Metro Türkiye'nin en önemli katkılarından biri ise bana kalırsa “izlenebilirlik” sağlaması. Bu uygulamaya ilk 2011’de önce et ve balık ürünlerinin üzerine yapıştırdıkları etiketlerle başlamışlar. O ürünün nerede-hangi şartlarda- hangi tohumla üretildiğini, yani kaynağını belirten bu etiketler daha sonra meyve-sebzelere ve tüm coğrafi işaretli ürünlere de yayılmış. “Okuttuğunuz QR kodla mesela bir balığı hangi kaptanın hangi sularda tuttuğuna, o balık türünün faydalarına kadar ana kaynağına gidiyorsunuz” diyor Aslı Hanım. Bu sayede müşteriler bilinçlenmeye, tercihlerini çok daha bilinçli yapmaya, çok daha bilinçli yaşamaya başlıyor. Üretici de bunun farkına varıp çok daha sorumlu ve şeffaf üretmeye başlıyor. Yani tüm pazarın kalitesi artıyor.
KOOPERATİFLEŞME ŞART
İşte bu bilinç, kar topu gibi büyüyor. Zira daireyi sadece Metro Türkiye alışveriş yapan bireylerden ibaret sanmayın. “Catering şirketlerinden otellere, şeflerden havaalanlarına bu ağ çok büyük. Biz 2 milyon müşteriye ulaşıyorsak, sonuç bu ağ sayesinde 20 milyon tüketiciye değmiş oluyoruz” diyor Aslı Duran. Bu daireye özellikle kooperatiflerin ürünlerini dahil ettiklerini, kooperatif ürünü satan tek perakendeci olduklarını da ekliyor. Unutmayın ki bir ülkenin tarımının kalkınması, ancak kooperatifleşmeyle mümkün olabiliyor.
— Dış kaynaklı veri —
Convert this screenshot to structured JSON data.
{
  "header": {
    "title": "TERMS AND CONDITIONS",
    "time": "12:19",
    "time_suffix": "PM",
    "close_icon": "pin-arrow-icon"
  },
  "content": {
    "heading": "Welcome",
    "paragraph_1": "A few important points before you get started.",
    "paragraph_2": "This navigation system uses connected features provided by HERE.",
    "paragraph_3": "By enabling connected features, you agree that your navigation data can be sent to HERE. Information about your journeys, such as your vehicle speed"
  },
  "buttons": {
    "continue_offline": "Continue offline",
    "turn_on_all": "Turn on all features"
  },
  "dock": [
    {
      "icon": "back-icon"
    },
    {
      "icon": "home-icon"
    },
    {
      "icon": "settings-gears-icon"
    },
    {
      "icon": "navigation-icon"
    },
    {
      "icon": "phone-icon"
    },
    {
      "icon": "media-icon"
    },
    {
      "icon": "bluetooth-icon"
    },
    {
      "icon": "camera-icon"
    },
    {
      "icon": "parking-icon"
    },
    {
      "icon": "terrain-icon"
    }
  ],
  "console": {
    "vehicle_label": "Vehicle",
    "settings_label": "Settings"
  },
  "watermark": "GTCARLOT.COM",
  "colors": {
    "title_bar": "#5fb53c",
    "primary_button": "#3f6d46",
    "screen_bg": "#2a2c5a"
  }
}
Bir kooperatifin bir ürüne sahip çıkması, o ürünü yetiştiren çiftçinin üretime devam edebilmesini ve pazarda yer alabilmesini sağlıyor. Gördüğünüz gibi tek bir ürün sayesinde, aslında bütünle bağlantı kuruyorsunuz. Ne yediğinize-içtiğinize, neyi seçtiğinize, nasıl yaşadığınıza, yani kendinize yabancı kalmayarak, bütünü yaşatıyorsunuz.